The Act was made in 1972. It’s made up of lots of sections, most of which appear to try to adhere to the overarching goal of protecting sacred sites. But there’s a loophole in Section 18, which says that if there’s going to be unavoidable impact to the site, consent can be granted by the Minister for Indigenous Australians.
KP: “In the last 5 years … the minister has approved more than 400 Section 18 consent forms for mining purposes and has refused none. It’s a frustrating situation in Western Australia, that the same laws intended to preserve sites are most often used to destroy those same sites.”
Under Section 18, notice must be given to traditional land owners of the land before mining can proceed.
Now a senate inquiry is trying to figure out why this didn’t happen when Rio Tinto was given the all-clear on the Juukan Gorge site, which happened back in 2013.
Rio Tinto is blaming a communication breakdown within the business, but many are pointing to the $135 million dollars’ worth of iron ore as the more obvious reason for this tragedy.
It’s even been suggested that Rio Tinto had plenty of time to change their plans, and were fully aware of the importance of the site and what they were doing.

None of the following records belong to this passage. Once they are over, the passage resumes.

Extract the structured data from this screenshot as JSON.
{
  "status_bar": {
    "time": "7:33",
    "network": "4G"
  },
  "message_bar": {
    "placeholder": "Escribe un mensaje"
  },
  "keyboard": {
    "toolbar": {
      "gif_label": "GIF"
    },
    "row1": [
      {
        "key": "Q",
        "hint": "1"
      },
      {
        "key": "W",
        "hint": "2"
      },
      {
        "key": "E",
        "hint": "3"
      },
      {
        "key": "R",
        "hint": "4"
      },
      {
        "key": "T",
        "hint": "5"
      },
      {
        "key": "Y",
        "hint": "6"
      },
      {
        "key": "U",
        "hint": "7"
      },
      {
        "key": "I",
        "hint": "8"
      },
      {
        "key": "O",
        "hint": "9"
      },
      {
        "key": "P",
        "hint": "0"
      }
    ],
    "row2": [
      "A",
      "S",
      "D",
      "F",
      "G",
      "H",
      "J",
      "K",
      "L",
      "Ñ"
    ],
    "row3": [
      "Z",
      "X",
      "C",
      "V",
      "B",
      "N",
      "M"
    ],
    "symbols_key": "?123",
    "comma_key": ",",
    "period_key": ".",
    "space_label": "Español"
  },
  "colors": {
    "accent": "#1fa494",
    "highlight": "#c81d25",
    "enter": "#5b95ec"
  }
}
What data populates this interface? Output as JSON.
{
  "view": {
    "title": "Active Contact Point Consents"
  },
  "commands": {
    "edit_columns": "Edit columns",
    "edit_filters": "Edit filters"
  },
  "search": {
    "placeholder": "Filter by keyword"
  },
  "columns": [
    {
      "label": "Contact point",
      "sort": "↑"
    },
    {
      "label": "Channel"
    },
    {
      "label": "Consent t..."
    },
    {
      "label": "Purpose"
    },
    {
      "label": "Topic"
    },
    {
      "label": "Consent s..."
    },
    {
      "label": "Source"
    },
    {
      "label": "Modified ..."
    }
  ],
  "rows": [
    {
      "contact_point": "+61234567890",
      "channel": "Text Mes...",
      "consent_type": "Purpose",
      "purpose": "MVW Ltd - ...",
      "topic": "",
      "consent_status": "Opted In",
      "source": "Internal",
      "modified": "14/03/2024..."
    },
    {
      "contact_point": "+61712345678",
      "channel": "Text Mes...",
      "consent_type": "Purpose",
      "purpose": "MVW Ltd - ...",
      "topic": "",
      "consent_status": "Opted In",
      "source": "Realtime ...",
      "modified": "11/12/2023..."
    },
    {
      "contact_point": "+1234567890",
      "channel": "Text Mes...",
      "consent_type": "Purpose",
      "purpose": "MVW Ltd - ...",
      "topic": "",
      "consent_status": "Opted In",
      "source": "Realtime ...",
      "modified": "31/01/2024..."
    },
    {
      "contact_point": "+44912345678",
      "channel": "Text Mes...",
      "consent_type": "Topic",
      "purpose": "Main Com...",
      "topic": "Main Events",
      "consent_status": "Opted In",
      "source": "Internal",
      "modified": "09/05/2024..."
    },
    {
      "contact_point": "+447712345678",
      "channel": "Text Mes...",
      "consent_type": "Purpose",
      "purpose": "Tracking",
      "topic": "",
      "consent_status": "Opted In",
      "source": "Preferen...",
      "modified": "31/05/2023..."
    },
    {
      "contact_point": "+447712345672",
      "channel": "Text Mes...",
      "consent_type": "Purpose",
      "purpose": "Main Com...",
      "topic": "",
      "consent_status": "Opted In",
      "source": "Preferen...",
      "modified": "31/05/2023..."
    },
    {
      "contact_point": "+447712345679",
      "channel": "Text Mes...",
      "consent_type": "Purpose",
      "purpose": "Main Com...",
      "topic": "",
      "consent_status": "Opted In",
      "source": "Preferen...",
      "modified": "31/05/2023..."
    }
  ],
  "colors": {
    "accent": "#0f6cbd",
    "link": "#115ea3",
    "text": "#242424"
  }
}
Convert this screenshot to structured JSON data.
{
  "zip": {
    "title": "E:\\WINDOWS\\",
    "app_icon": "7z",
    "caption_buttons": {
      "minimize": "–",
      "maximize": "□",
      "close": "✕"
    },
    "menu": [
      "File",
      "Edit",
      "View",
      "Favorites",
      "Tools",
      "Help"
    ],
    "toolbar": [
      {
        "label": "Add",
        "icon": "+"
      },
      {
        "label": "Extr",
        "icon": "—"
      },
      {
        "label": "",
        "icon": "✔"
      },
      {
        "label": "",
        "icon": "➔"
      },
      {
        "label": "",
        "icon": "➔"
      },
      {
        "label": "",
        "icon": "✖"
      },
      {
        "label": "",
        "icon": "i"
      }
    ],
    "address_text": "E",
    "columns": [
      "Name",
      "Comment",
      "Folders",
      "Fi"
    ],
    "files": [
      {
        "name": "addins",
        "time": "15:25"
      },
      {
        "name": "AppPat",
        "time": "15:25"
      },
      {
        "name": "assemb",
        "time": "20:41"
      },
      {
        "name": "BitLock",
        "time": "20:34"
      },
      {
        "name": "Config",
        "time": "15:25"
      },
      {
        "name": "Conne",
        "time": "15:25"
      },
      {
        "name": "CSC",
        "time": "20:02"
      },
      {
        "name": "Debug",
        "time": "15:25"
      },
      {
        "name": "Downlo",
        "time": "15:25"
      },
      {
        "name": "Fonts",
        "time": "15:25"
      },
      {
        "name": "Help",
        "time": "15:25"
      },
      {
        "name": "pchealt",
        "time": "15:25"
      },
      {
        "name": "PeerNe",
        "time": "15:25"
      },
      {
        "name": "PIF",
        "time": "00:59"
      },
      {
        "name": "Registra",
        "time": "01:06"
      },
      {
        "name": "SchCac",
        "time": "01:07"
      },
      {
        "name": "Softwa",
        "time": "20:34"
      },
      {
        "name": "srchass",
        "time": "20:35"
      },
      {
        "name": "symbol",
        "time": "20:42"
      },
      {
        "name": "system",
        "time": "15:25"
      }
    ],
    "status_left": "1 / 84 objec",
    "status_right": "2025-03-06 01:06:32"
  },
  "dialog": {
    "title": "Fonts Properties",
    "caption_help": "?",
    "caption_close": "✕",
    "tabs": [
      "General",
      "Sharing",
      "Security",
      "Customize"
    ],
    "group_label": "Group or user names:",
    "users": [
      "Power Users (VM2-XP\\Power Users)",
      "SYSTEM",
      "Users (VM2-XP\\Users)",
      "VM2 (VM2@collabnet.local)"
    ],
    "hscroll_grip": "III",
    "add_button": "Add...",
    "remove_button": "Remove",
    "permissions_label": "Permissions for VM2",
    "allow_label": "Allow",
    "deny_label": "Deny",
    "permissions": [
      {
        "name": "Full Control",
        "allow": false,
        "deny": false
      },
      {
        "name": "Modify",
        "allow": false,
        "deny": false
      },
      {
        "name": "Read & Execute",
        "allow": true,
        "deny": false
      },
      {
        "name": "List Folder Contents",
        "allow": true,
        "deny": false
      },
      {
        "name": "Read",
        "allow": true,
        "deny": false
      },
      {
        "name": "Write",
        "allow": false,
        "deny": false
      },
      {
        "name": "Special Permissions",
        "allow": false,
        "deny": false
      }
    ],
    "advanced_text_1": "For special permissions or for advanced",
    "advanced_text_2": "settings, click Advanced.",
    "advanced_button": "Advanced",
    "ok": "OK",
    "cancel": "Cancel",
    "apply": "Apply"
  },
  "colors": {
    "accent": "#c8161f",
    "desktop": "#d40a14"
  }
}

The media response to the Rio Tinto disaster has been huge. But Kathryn told me that it’s actually quite unusual to have such sustained interest in the loss of First Nations cultural heritage. She said that the public response to Juukan Gorge is breaking new ground.
In the wake of the disaster, the WA Government has announced draft planning for a new Heritage Act – something that really should’ve happened long ago.
And FMG mining has paused their Section 18 to figure out the best way forward for their land use within the Pilbara region.
Kathryn is hoping that, even without the legislative changes, mining companies will be more conscious of their relationship with traditional land owners – or (at the very least) that public pressure may encourage them to act in good faith.
KP: “A lot of Aboriginal people feel, and take the view, that mining companies are guests on their traditional country, and they are not going to be there forever. But it’s what they are going to leave behind – and whether it’s a good legacy or whether it’s a very poor legacy – that people feel is the big difference.”